Es war ein eher unscheinbares Geschenk, das ich vergangenes Jahr unter dem Christbaum fand. Nach Buch sah es nicht unbedingt aus. Als ich es öffnete, fiel eine Kappe heraus, ein paar Sticker, ein Stempelpass und zwei Wanderführer: der Sufi Trail von Iris Bezuijen und Sedat Cakir. Ja, warum eigentlich nicht? Die Türkei ist ein Land, von dem wir wenig wissen. Viele Menschen, die bei uns leben, kommen von dort, und viele von uns waren schon einmal dort. In der Regel in Antalya. Aber dorthin führt der Weg nicht, im Gegenteil, er beginnt zwar am Meer, in Istanbul, führt dann aber durch das Landesinnere nach Konya. Der Führer fokussiert sehr stark auf türkische Mystik, und dafür interessieren wir uns nur am Rande, aber er zeichnet einen Weg durch eine Gegend, auf die wir neugierig waren. Der Weg schien uns zwar recht neu angelegt zu sein, aber die Wegführung durchdacht. Leider kamen wir

mit der Planung nicht weiter, es gab kaum weiterführende Informationen im Netz. Auf der letzten Seite des Führers stand eine EMail-Adresse, unter der man die Autoren kontaktieren konnte. Und das taten wir dann, wenn auch etwas schüchtern. Doch wir fühlten uns mehr als nur willkommen. Wir schrieben einige Mails hin und her, wir telefonierten auch mit den beiden. Sie schienen uns sehr nett zu sein.

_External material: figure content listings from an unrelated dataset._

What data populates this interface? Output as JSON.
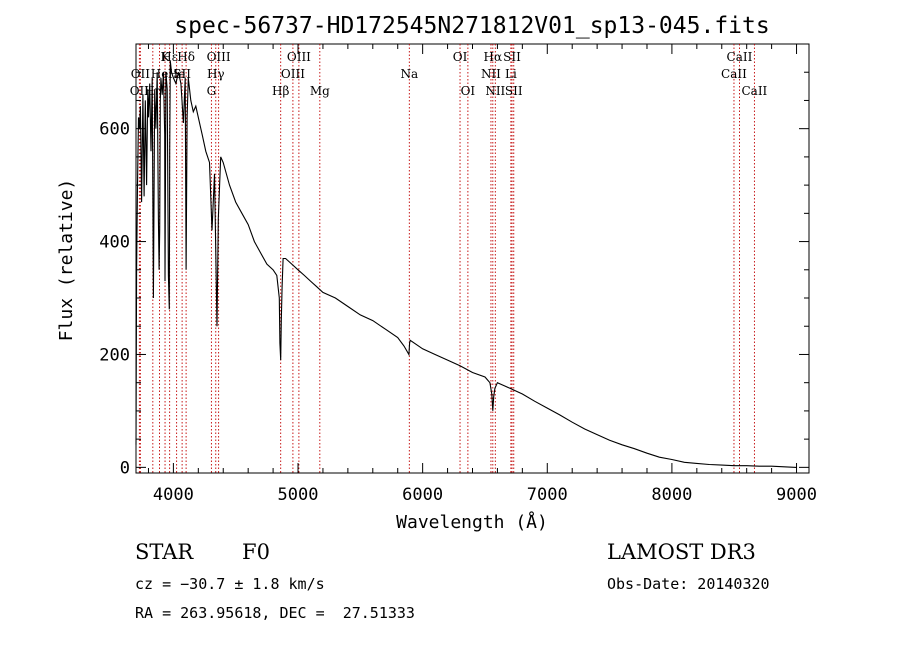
{
  "chart_data": {
    "type": "line",
    "title": "spec-56737-HD172545N271812V01_sp13-045.fits",
    "xlabel": "Wavelength (Å)",
    "ylabel": "Flux (relative)",
    "xlim": [
      3700,
      9100
    ],
    "ylim": [
      -10,
      750
    ],
    "xticks": [
      4000,
      5000,
      6000,
      7000,
      8000,
      9000
    ],
    "yticks": [
      0,
      200,
      400,
      600
    ],
    "series": [
      {
        "name": "flux",
        "x": [
          3700,
          3705,
          3712,
          3720,
          3728,
          3735,
          3745,
          3755,
          3765,
          3775,
          3785,
          3795,
          3800,
          3810,
          3820,
          3830,
          3840,
          3850,
          3860,
          3870,
          3880,
          3885,
          3890,
          3895,
          3900,
          3910,
          3920,
          3930,
          3933,
          3936,
          3940,
          3950,
          3960,
          3967,
          3970,
          3975,
          3985,
          4000,
          4020,
          4040,
          4060,
          4080,
          4095,
          4102,
          4110,
          4120,
          4140,
          4160,
          4180,
          4200,
          4230,
          4260,
          4290,
          4310,
          4330,
          4340,
          4350,
          4360,
          4380,
          4400,
          4450,
          4500,
          4550,
          4600,
          4650,
          4700,
          4750,
          4800,
          4830,
          4850,
          4855,
          4861,
          4866,
          4872,
          4880,
          4900,
          4950,
          5000,
          5050,
          5100,
          5150,
          5200,
          5300,
          5400,
          5500,
          5600,
          5700,
          5800,
          5850,
          5890,
          5895,
          5900,
          6000,
          6100,
          6200,
          6300,
          6400,
          6500,
          6540,
          6555,
          6563,
          6570,
          6580,
          6600,
          6650,
          6700,
          6800,
          6900,
          7000,
          7100,
          7200,
          7300,
          7400,
          7500,
          7600,
          7700,
          7800,
          7900,
          8000,
          8100,
          8200,
          8300,
          8400,
          8500,
          8600,
          8700,
          8800,
          8900,
          9000
        ],
        "y": [
          40,
          350,
          500,
          620,
          600,
          640,
          470,
          660,
          480,
          650,
          500,
          670,
          620,
          680,
          560,
          690,
          300,
          670,
          600,
          700,
          440,
          350,
          420,
          650,
          690,
          660,
          700,
          590,
          330,
          480,
          700,
          670,
          340,
          280,
          560,
          720,
          700,
          690,
          680,
          700,
          680,
          610,
          690,
          350,
          620,
          690,
          650,
          630,
          640,
          620,
          590,
          560,
          540,
          420,
          520,
          380,
          250,
          440,
          550,
          540,
          500,
          470,
          450,
          430,
          400,
          380,
          360,
          350,
          340,
          300,
          220,
          190,
          260,
          320,
          370,
          370,
          360,
          350,
          340,
          330,
          320,
          310,
          300,
          285,
          270,
          260,
          245,
          230,
          215,
          200,
          220,
          225,
          210,
          200,
          190,
          180,
          168,
          160,
          150,
          130,
          100,
          125,
          140,
          150,
          145,
          140,
          130,
          117,
          105,
          93,
          80,
          68,
          58,
          48,
          40,
          33,
          25,
          18,
          14,
          9,
          7,
          5,
          4,
          3,
          3,
          2,
          2,
          1,
          0
        ]
      }
    ],
    "lines": [
      {
        "label": "Hε",
        "x": 3970,
        "row": 0
      },
      {
        "label": "OII",
        "x": 3727,
        "row": 2
      },
      {
        "label": "He",
        "x": 3889,
        "row": 1
      },
      {
        "label": "K",
        "x": 3933,
        "row": 0
      },
      {
        "label": "Hδ",
        "x": 4102,
        "row": 0
      },
      {
        "label": "He",
        "x": 4026,
        "row": 1
      },
      {
        "label": "OII",
        "x": 3735,
        "row": 1
      },
      {
        "label": "Hη",
        "x": 3835,
        "row": 2
      },
      {
        "label": "SII",
        "x": 4070,
        "row": 1
      },
      {
        "label": "OIII",
        "x": 4363,
        "row": 0
      },
      {
        "label": "Hγ",
        "x": 4340,
        "row": 1
      },
      {
        "label": "G",
        "x": 4305,
        "row": 2
      },
      {
        "label": "Hβ",
        "x": 4861,
        "row": 2
      },
      {
        "label": "OIII",
        "x": 5007,
        "row": 0
      },
      {
        "label": "OIII",
        "x": 4959,
        "row": 1
      },
      {
        "label": "Mg",
        "x": 5175,
        "row": 2
      },
      {
        "label": "Na",
        "x": 5893,
        "row": 1
      },
      {
        "label": "OI",
        "x": 6300,
        "row": 0
      },
      {
        "label": "OI",
        "x": 6363,
        "row": 2
      },
      {
        "label": "Hα",
        "x": 6563,
        "row": 0
      },
      {
        "label": "NII",
        "x": 6548,
        "row": 1
      },
      {
        "label": "NII",
        "x": 6583,
        "row": 2
      },
      {
        "label": "SII",
        "x": 6717,
        "row": 0
      },
      {
        "label": "Li",
        "x": 6708,
        "row": 1
      },
      {
        "label": "SII",
        "x": 6731,
        "row": 2
      },
      {
        "label": "CaII",
        "x": 8542,
        "row": 0
      },
      {
        "label": "CaII",
        "x": 8498,
        "row": 1
      },
      {
        "label": "CaII",
        "x": 8662,
        "row": 2
      }
    ]
  },
  "info": {
    "object_type": "STAR",
    "subclass": "F0",
    "cz": "cz = −30.7 ± 1.8 km/s",
    "coords": "RA = 263.95618, DEC =  27.51333",
    "survey": "LAMOST DR3",
    "obs_date": "Obs-Date: 20140320"
  }
}
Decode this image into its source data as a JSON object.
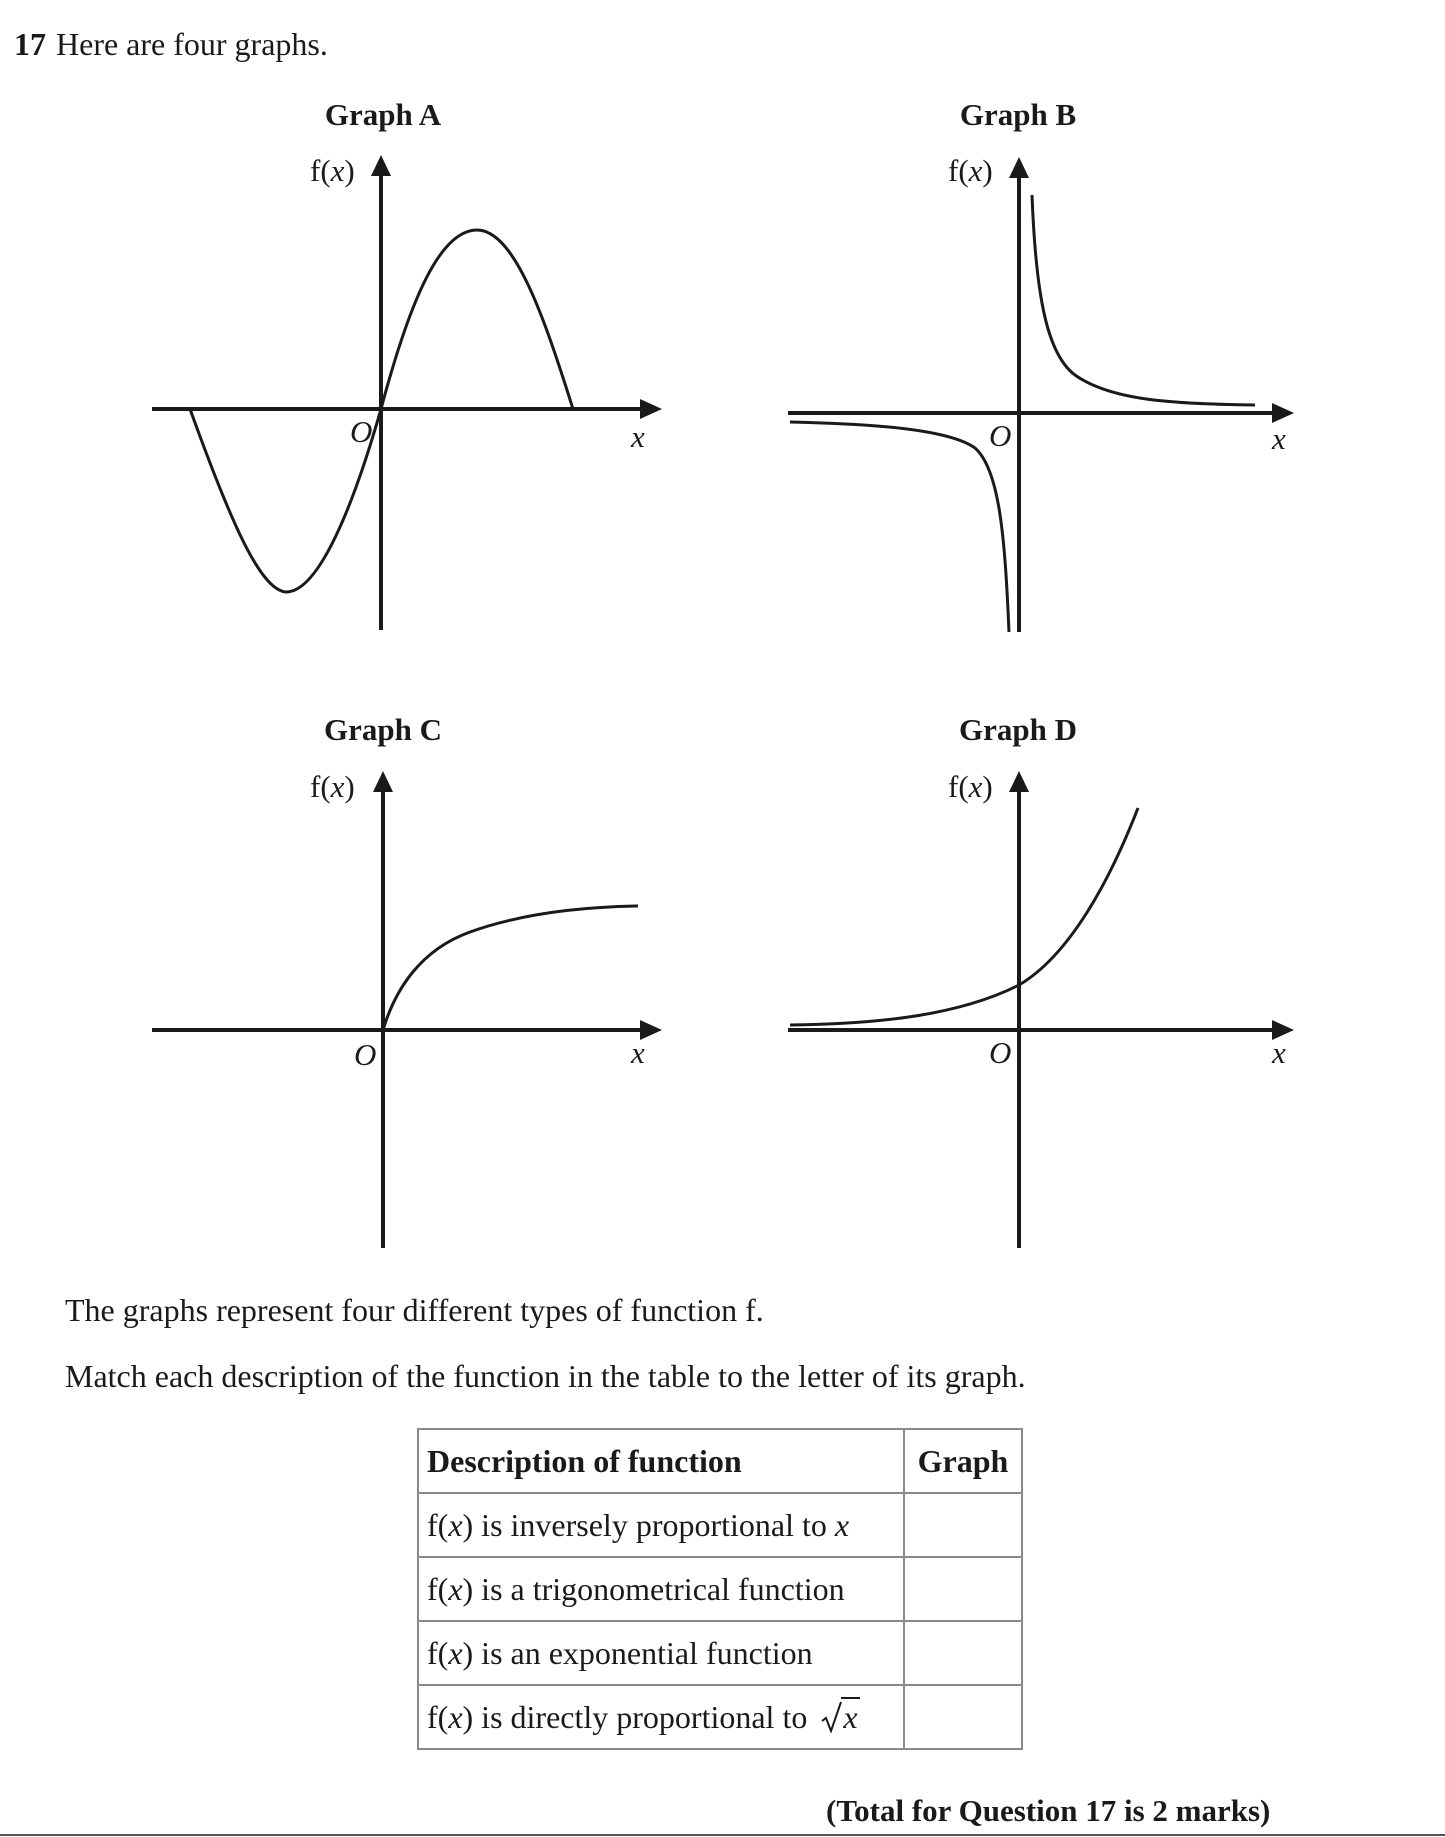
{
  "question": {
    "number": "17",
    "intro": "Here are four graphs."
  },
  "graphs": [
    {
      "letter": "A",
      "title": "Graph A",
      "y_axis": "f(",
      "y_axis_var": "x",
      "y_axis_close": ")",
      "x_axis": "x",
      "origin": "O",
      "function_type": "sine"
    },
    {
      "letter": "B",
      "title": "Graph B",
      "y_axis": "f(",
      "y_axis_var": "x",
      "y_axis_close": ")",
      "x_axis": "x",
      "origin": "O",
      "function_type": "reciprocal"
    },
    {
      "letter": "C",
      "title": "Graph C",
      "y_axis": "f(",
      "y_axis_var": "x",
      "y_axis_close": ")",
      "x_axis": "x",
      "origin": "O",
      "function_type": "square-root"
    },
    {
      "letter": "D",
      "title": "Graph D",
      "y_axis": "f(",
      "y_axis_var": "x",
      "y_axis_close": ")",
      "x_axis": "x",
      "origin": "O",
      "function_type": "exponential"
    }
  ],
  "text": {
    "line1": "The graphs represent four different types of function f.",
    "line2": "Match each description of the function in the table to the letter of its graph."
  },
  "table": {
    "headers": [
      "Description of function",
      "Graph"
    ],
    "rows": [
      {
        "prefix": "f(",
        "var": "x",
        "mid": ") is inversely proportional to ",
        "suffix_var": "x",
        "graph": ""
      },
      {
        "prefix": "f(",
        "var": "x",
        "mid": ") is a trigonometrical function",
        "suffix_var": "",
        "graph": ""
      },
      {
        "prefix": "f(",
        "var": "x",
        "mid": ") is an exponential function",
        "suffix_var": "",
        "graph": ""
      },
      {
        "prefix": "f(",
        "var": "x",
        "mid": ") is directly proportional to ",
        "sqrt_var": "x",
        "graph": ""
      }
    ]
  },
  "total": "(Total for Question 17 is 2 marks)"
}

Am Ende hielten wir uns an ihren Rat, kein Zelt mitzunehmen. Am 6. April flogen wir nach Istanbul, am nächsten Tag fuhren wir mit dem Boot nach Yalova und starteten in ein Abenteuer, das wir so schnell nicht vergessen würden. Iris und Sedat waren ungefähr zur selben Zeit dort. Wir hofften sie zu treffen, leider gelang das nicht. Dafür hatten die beiden uns eine spezielle Wegmarkierung hinterlassen: Ein Herz mit unserem Namen drauf. Ein Quartier für die erste Nacht zu finden war einfach. Wir schliefen bei einem englischen Ehepaar, das direkt am Weg lebt und Gäste bewirtet, auch für die Nacht darauf fanden wir ein Quartier. Aber schon die dritte Nacht stellte uns vor große Schwierigkeiten: Es gab keine Herberge, auch

der Muhtar, also der Bürgermeister, konnte oder wollte uns nicht helfen. Wir sprechen kein Türkisch, und selbst mit Händen und Füßen kamen wir nicht weiter. Knapp, bevor wir aufgegeben hätten, riefen wir Sedat an und baten um Hilfe. Kurz danach wurde uns ein Platz im Vorraum der Moschee angeboten. Trotz aller Schwierigkeiten waren wir überwältigt von der Gastfreundschaft, und das nicht nur an diesem Tag. Ein Quartier zu finden war oft schwierig, aber, weil die Leute so unglaublich hilfsbereit waren, doch überall möglich. Trotzdem würden wir beim nächsten Mal ein Zelt mitnehmen oder vorher türkisch lernen! Der Weg führt fast immer abseits der großen Straßen und auf unasphaltierten Wegen von Yalova über Iznik (das byzantinische Nizäa), Eskişehir und Akşehir nach Konya. Die Gastfreundschaft am Weg war so unaufdringlich wie herzlich. Beim Komfort mussten wir zwar Abstriche machen, aber wir fanden immer ein Dach über dem Kopf. Von einem einzigen Mal abgesehen war es immer sauber, frei von Ungeziefer war es überall. Die Türkei, die wir kennenlernen durften, hatte so überhaupt nichts mit dem modernen Staat zu tun, den wir aus dem Fernsehen kennen. Altertümliche Landwirtschaft und einfaches Handwerk dominierten, auf Industrie stießen wir nur selten. Landschaftlich war es schön, die Wegführung folgt, anders als bei vielen anderen Weitwanderwegen, primär den geographischen Gegebenheiten: Es gab kaum Pässe zu überwinden, und die Zahl der Höhenmeter hielt sich in Grenzen. Wäre das Land vollkommen leer und ich müsste schnell von Istanbul nach Konya, ich würde beinahe auf die gleiche Wegführung kommen. Es soll, so unser Führer, ein alter Pilgerweg nach Mekka sein. Das glaube ich gerne.